Conductive metal oxide and hafnium oxide bilayer ReRAM: an ab initio study

TL;DR

This study uses ab initio simulations to analyze bilayer ReRAM devices with conductive metal oxides and hafnium oxide, revealing how filament formation and oxygen content influence resistance states and device stability.

Contribution

It provides new insights into the atomic-scale mechanisms affecting resistance modulation in CMO/HfO2 bilayer ReRAM, highlighting differences between TaO and TiO as conductive layers.

Findings

Filamentary conduction significantly reduces resistance.

Oxygen excess modulates device resistance.

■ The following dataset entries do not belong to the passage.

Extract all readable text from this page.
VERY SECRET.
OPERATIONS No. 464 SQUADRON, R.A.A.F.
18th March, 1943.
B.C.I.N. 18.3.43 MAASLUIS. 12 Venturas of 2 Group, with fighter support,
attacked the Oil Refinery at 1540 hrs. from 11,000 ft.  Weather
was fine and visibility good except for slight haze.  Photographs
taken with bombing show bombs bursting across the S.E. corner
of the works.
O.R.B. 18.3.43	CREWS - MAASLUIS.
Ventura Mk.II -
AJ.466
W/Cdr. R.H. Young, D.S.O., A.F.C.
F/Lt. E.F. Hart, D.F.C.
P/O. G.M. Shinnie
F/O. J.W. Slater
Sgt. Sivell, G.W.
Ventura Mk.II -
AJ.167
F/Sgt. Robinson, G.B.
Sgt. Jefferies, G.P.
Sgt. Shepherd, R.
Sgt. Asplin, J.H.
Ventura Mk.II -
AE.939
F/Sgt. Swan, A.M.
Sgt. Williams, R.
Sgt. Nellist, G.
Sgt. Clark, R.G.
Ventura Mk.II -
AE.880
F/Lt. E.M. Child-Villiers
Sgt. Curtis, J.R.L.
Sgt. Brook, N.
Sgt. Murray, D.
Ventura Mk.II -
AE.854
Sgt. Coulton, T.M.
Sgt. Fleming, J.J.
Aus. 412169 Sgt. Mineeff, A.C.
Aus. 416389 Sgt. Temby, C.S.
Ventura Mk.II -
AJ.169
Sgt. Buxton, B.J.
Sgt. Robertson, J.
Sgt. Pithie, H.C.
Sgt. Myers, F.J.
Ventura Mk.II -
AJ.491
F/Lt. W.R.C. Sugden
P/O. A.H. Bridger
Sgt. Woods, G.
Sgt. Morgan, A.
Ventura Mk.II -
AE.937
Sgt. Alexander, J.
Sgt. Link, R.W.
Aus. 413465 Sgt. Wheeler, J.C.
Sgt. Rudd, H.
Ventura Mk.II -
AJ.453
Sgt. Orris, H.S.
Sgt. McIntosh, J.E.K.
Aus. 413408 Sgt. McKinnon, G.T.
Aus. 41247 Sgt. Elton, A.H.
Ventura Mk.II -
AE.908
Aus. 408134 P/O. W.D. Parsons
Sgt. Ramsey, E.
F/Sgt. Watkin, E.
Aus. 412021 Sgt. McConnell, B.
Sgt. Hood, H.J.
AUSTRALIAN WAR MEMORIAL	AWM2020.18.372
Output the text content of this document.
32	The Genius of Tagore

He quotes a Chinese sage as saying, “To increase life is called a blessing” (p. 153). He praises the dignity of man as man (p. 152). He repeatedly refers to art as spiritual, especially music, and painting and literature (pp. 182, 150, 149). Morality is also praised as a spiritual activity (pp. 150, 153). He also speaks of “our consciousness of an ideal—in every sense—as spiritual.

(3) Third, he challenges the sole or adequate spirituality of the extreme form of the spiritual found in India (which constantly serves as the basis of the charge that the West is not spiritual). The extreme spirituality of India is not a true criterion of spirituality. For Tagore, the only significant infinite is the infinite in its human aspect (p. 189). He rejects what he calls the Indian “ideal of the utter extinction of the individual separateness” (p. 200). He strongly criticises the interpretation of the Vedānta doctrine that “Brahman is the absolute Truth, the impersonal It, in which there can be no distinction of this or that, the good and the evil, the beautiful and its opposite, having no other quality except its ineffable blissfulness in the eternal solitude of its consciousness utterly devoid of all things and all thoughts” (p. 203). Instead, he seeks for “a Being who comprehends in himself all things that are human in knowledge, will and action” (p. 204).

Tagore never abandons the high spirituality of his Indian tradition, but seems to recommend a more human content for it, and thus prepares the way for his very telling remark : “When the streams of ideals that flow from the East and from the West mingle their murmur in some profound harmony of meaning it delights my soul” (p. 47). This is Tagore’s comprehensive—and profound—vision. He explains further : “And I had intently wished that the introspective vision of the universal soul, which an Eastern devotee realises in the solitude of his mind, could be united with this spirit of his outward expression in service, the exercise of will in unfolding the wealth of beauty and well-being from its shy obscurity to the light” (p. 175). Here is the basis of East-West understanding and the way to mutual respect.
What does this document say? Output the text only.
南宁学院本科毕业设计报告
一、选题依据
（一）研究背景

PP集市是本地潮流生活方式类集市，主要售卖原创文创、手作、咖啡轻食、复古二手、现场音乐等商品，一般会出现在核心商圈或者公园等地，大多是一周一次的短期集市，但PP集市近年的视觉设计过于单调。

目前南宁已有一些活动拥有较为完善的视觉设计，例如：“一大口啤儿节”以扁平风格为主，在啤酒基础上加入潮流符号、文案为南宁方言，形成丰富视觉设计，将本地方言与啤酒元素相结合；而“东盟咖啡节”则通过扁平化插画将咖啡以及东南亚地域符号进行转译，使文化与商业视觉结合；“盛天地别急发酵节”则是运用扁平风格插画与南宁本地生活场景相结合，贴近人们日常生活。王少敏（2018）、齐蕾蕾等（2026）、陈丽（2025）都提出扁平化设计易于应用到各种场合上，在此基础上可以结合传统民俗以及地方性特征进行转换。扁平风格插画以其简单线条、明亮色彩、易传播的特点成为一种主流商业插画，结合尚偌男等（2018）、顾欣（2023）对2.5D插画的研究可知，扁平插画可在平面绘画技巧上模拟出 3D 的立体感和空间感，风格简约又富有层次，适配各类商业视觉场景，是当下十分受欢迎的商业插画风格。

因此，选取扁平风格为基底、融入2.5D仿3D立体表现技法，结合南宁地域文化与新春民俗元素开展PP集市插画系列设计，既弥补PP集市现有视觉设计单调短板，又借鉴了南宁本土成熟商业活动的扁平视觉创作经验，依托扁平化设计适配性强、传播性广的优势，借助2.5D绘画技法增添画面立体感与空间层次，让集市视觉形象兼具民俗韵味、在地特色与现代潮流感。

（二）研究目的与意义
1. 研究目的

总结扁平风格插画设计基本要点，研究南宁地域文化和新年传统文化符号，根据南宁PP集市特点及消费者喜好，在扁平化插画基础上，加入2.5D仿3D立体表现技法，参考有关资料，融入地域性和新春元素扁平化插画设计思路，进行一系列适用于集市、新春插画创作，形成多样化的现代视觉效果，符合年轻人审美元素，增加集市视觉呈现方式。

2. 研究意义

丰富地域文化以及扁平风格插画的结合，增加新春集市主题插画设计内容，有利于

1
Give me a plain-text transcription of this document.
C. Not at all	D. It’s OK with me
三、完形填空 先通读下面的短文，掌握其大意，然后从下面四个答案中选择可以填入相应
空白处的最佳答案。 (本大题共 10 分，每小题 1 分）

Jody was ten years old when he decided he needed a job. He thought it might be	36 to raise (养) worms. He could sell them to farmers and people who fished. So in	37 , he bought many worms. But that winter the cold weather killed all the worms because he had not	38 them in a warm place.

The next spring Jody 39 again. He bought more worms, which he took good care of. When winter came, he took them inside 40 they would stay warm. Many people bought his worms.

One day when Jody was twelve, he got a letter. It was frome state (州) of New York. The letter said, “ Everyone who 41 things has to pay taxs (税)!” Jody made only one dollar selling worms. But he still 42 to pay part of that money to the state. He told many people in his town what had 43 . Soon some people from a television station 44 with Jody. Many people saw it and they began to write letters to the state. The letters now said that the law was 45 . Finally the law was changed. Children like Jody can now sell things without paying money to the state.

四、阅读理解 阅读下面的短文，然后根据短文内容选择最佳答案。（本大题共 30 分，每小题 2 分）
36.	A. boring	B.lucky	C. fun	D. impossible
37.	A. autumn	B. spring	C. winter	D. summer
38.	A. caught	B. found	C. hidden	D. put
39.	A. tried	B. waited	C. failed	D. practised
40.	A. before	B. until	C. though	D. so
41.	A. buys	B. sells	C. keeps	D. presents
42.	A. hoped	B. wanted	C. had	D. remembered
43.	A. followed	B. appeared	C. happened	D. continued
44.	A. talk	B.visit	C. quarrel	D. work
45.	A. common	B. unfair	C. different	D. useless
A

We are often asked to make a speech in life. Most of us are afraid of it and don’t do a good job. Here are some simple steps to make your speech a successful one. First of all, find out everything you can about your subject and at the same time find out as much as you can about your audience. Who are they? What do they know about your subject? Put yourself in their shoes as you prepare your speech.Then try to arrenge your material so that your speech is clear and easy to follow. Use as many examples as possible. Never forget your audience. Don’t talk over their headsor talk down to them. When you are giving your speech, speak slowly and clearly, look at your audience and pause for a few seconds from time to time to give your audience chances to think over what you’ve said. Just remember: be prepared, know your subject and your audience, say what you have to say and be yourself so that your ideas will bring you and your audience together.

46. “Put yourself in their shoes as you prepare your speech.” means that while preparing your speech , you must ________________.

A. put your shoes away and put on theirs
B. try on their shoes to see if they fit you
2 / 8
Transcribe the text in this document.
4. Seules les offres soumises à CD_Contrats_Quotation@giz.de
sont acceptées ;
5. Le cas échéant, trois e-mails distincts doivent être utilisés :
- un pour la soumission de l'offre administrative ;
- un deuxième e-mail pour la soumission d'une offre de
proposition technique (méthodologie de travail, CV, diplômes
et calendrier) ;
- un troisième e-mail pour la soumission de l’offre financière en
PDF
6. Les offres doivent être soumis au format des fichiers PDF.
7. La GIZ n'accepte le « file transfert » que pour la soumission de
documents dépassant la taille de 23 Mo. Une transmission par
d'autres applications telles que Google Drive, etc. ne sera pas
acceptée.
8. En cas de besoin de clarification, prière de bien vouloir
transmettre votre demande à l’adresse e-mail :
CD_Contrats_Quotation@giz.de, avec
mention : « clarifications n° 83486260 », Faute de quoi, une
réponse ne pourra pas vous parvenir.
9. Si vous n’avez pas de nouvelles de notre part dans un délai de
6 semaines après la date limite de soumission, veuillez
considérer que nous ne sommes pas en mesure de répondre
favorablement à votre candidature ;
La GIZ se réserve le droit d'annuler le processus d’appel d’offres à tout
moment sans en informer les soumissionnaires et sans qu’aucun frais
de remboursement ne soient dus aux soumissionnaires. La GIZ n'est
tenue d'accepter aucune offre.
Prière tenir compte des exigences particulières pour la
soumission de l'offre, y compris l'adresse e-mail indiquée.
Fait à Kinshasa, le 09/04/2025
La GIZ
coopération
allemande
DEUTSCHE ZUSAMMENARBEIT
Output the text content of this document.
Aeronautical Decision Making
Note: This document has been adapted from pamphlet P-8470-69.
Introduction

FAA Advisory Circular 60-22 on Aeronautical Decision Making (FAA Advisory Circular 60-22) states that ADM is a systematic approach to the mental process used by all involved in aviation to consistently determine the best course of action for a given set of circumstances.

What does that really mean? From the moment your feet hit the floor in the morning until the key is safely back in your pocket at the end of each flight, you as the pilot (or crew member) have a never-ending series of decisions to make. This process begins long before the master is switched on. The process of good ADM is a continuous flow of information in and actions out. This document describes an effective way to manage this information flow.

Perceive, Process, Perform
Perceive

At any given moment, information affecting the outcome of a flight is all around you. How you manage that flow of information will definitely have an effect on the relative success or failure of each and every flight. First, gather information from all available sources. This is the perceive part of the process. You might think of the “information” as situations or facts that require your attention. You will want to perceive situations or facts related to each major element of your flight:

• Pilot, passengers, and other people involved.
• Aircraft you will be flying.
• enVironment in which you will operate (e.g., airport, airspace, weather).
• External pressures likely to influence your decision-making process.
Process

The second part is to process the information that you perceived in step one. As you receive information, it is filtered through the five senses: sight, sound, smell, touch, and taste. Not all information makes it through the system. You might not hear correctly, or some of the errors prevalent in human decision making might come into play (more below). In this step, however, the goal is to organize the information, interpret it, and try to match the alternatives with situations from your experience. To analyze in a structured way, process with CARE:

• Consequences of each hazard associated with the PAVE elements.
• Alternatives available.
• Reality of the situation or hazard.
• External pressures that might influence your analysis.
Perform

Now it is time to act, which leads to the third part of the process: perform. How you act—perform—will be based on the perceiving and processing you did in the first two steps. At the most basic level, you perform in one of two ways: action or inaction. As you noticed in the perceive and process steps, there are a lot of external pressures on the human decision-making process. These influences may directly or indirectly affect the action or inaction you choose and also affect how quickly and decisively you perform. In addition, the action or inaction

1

TaO-based devices are more stable with distinct resistance states.

Abstract

We perform generalized gradient approximation (GGA) simulations of interfaces between two Conductive Metal-Oxides (CMO, namely TaO and TiO) and cubic hafnium oxide ($HfO_2$) in the context of bilayer Resistive Random Access Memory (ReRAM) devices. We simulate filamentary conduction in $HfO_2$ by creating an atomically thin O atom vacancy path inside $HfO_2$. We show that this atomically thin filament leads to a great reduction of the resistance of the structures. Moreover, we explore the possibility of the influence of O excess inside the CMO on the global resistance of the device and confirm the induced modulation. We also shed the light on two possible causes for the observed increas in the resistance when O atoms are inserted inside the CMO. Eventually, we push forward key differences between devices with TaO and TiO as CMO. We show that structures with TaO are more stable in general and lead to a behaviour implying only low and high resistance (two well separated levels) while structures with TiO allows for intermediate resistances.